短編小説「非沈黙サウナ」
「あの駅前に新しくできた飲み屋行ったんすよ」
「お、どうだった?かわいい店員さんはいたか?」
普通こんな大声でサウナで喋るか?何十ものサウナを回ってきたが、ここはダントツでうるさい。
サウナは静かに楽しんでこそだが、こいつらはイかれてるらしい。
「いたんですよ。その子結構ドジで、よく注文間違えたり、卓番間違えたりしてて、そこがまた愛くるしいというか。」
「顔が可愛いとドジってのもポイントだな!お前は若いんだから声かければいいじゃねえか」
俺がいることを知っていてこの声量なのが頭にくる。マナーというものを知らないやつらだ。俺の休日の楽しみを邪魔しやがって。
「実はもうLINEもらってて。」
「マジか!お前やるな!順調か?」
・・・熱くないのか?
このサウナは俺の知る中でダントツで熱い。
この俺でさえもう限界に近いというのに、こいつらは涼しい顔をしている。
「それが、プロフィール画像が湘南乃風の歌詞なんすよ。」
「あちゃー、それはマイナスだな。湘南乃風に限らず、歌詞画像は痛い。あれか、『目を閉じれば億千の星』みたいなやつか。」
こいつらより先に出たくはない。全国のサウナを嗜んできたこの俺が、こんなマナー知らず共に負けるわけには行かない。

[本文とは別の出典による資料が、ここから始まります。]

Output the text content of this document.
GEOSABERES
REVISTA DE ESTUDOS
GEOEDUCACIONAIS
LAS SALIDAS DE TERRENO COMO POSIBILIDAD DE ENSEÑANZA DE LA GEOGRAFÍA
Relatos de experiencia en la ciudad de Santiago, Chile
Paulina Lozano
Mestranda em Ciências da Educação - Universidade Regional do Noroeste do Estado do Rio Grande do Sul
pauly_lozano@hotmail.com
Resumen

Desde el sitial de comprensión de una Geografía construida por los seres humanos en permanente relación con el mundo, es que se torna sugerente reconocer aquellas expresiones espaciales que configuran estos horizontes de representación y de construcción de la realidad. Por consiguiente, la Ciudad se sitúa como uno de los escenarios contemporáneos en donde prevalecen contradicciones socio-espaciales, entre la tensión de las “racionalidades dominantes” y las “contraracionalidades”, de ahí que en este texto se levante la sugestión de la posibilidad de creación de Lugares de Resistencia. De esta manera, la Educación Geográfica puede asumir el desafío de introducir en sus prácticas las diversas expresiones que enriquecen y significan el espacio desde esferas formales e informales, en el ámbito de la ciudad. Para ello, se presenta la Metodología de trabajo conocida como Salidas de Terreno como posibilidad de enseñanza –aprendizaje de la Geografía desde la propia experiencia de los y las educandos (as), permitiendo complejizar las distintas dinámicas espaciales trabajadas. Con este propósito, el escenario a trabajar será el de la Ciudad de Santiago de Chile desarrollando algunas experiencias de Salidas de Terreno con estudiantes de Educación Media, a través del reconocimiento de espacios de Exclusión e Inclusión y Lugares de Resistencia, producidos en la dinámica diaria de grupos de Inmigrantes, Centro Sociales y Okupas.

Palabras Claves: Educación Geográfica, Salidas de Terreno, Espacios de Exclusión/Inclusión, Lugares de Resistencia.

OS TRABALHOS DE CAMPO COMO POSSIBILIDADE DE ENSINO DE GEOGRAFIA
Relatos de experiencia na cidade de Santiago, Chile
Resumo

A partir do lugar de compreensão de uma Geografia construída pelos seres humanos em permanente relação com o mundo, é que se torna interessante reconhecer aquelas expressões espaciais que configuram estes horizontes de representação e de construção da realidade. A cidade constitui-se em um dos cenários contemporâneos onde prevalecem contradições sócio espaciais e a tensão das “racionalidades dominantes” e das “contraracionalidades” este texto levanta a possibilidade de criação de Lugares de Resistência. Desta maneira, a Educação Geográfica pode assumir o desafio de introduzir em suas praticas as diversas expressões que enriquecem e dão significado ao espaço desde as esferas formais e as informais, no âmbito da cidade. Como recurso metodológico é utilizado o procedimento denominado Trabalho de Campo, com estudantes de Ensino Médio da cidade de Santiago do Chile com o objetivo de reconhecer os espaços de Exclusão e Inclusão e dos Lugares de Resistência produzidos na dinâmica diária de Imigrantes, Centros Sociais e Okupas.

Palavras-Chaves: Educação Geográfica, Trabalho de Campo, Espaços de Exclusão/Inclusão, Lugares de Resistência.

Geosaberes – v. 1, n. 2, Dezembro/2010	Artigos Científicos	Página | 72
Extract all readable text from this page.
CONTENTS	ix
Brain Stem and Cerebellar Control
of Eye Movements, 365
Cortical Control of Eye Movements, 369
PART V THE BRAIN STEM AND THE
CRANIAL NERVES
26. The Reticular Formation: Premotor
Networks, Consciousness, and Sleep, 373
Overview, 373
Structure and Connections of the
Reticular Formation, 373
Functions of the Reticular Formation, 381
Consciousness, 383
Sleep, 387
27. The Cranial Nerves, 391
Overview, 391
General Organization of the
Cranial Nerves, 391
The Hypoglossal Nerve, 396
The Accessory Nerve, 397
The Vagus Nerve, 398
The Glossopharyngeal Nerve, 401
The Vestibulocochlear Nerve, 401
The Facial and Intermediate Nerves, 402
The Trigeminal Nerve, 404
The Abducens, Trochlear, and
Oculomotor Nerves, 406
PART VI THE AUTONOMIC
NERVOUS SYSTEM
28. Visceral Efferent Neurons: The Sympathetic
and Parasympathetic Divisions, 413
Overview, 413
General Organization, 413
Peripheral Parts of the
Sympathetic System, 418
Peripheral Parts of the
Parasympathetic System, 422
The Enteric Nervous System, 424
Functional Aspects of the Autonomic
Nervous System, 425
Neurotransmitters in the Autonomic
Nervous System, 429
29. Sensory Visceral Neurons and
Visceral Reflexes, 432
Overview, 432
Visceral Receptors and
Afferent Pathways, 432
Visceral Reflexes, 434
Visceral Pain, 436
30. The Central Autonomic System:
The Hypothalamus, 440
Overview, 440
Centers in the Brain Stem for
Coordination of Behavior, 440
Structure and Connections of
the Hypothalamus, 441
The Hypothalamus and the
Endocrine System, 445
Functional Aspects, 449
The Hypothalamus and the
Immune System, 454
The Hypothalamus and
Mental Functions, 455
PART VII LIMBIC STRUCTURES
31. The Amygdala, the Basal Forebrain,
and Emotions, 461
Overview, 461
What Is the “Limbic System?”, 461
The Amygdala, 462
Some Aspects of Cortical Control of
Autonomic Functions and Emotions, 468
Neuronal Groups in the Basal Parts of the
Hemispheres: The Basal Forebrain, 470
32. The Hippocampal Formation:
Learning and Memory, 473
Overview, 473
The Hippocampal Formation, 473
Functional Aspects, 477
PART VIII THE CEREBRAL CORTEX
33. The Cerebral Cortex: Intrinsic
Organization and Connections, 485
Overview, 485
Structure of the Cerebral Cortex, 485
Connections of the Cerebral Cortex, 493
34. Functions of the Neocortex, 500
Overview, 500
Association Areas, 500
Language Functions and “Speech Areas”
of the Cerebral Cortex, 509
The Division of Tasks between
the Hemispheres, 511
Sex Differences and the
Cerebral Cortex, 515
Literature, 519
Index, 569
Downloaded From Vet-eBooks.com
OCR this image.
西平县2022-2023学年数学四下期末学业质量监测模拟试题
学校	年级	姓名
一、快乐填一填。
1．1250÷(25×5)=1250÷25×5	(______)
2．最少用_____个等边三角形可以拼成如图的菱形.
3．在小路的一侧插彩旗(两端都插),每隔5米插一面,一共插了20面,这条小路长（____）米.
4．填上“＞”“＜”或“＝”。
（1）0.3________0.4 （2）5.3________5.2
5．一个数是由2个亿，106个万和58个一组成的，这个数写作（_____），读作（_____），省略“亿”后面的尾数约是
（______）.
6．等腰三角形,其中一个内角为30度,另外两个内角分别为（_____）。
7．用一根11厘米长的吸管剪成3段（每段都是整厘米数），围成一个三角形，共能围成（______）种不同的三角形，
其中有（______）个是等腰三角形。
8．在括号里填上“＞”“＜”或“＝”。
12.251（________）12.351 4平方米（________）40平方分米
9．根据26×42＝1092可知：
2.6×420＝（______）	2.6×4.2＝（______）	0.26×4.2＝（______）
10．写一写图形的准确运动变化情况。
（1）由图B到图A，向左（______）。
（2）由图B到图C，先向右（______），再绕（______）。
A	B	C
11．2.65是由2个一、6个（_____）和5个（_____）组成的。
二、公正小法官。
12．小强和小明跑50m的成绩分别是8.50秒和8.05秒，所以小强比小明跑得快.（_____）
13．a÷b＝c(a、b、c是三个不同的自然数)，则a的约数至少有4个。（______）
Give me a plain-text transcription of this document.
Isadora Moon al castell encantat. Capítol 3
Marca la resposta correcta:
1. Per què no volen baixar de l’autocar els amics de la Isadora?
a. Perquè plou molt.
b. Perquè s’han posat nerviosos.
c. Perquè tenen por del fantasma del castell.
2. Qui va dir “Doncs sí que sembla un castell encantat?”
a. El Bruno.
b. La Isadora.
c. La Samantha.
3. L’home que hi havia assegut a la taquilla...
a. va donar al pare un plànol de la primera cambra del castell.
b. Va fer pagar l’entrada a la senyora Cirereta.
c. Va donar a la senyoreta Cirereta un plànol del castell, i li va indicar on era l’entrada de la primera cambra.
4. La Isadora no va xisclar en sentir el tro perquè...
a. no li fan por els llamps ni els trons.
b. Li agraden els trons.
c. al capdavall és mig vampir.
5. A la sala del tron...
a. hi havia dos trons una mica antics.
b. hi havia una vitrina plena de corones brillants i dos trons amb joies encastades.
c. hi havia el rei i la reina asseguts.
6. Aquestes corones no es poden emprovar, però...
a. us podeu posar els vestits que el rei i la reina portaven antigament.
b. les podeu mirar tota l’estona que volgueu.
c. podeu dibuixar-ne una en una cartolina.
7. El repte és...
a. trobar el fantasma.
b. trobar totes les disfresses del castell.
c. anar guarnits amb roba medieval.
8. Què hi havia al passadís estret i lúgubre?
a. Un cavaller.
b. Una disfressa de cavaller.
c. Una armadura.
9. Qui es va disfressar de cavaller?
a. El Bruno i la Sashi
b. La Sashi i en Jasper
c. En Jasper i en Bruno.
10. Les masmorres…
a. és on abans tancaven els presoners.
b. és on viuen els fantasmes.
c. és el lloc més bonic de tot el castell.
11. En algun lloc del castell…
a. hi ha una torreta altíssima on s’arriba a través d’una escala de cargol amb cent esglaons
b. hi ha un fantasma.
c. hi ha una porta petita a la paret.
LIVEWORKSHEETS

「違います。『俺!俺!俺!俺!Ole!Ole!』の部分です。」
「そこかよ!」
そこかよ!そこなら多分面白い子じゃねぇか!・・・いかん、つい奴らの話に引き込まれてしまった。
余計な頭を使っちゃダメだ、体力を消耗する。
「実はもう、一度デートしたんです。その子が好きな歌手のライブにいきまして。」
「進展はやいな!」
死にそうだ。熱い。もうダメかもしれない。
「いい声でしたね、天童よしみさんは」
「湘南乃風じゃねえのかよ!」
湘南乃風じゃねえのかよ!てか天童よしみ?!
湘南乃風と天童よしみの両方を好きな人間なんかいるのか?!
「いや、湘南乃風のライブのゲストに天童よしみさんが来られたんです。」
「天童よしみ何してんだよ!」
天童よしみ何してんだよ!
あんたタオルぶんぶん振り回せるほど元気なのか?!
「で、ライブ終わった後、その子を家まで送ったら、家あがらせてもらえて。」
「マジか?!最高だな!」
なんなんだこいつら、面白い話しやがって。
しかし俺はもう限界だ。この話の続きも気になるが、負けを認めて出ることしよう。
「部屋中、平井堅のポスターだらけでした。」
「なんで?!」
「なんで?!」
・・・あ。しまった。声が出てしまった。
「す、すみません突然。」
「いえ、こちらこそ声が大きかったですかね、申し訳ないです。部長、水風呂で話の続きをさせてください。」
「そうしようか。君、すまなかったね。」
そういって2人は、サウナの外に出ていった。
・・・勝った。勝ったのになんだこの満たされない感情は。私は、続きが気になっている。あの話の続きが気になっている。
外に出ると、水風呂に彼らの姿はなかった。他の浴槽にも、彼らの姿はない。清掃員のおばちゃんに彼らがどこに行ったのかを聞く。
「ああ、あんた知らないのかい。その人らはサウナの中で面白い話をして、客が外に出たくても出られない状況を作って楽しむ幽霊さ。話はどこまで聞けた?」
なんだそのタチの悪い幽霊は。
「平井堅のところまで聞けました。」
「まだまだだね。部下の方の幽霊と、話に出てきた女の子が社交ダンスで日本一になるところまで聞けたら一流のサウナーよ。」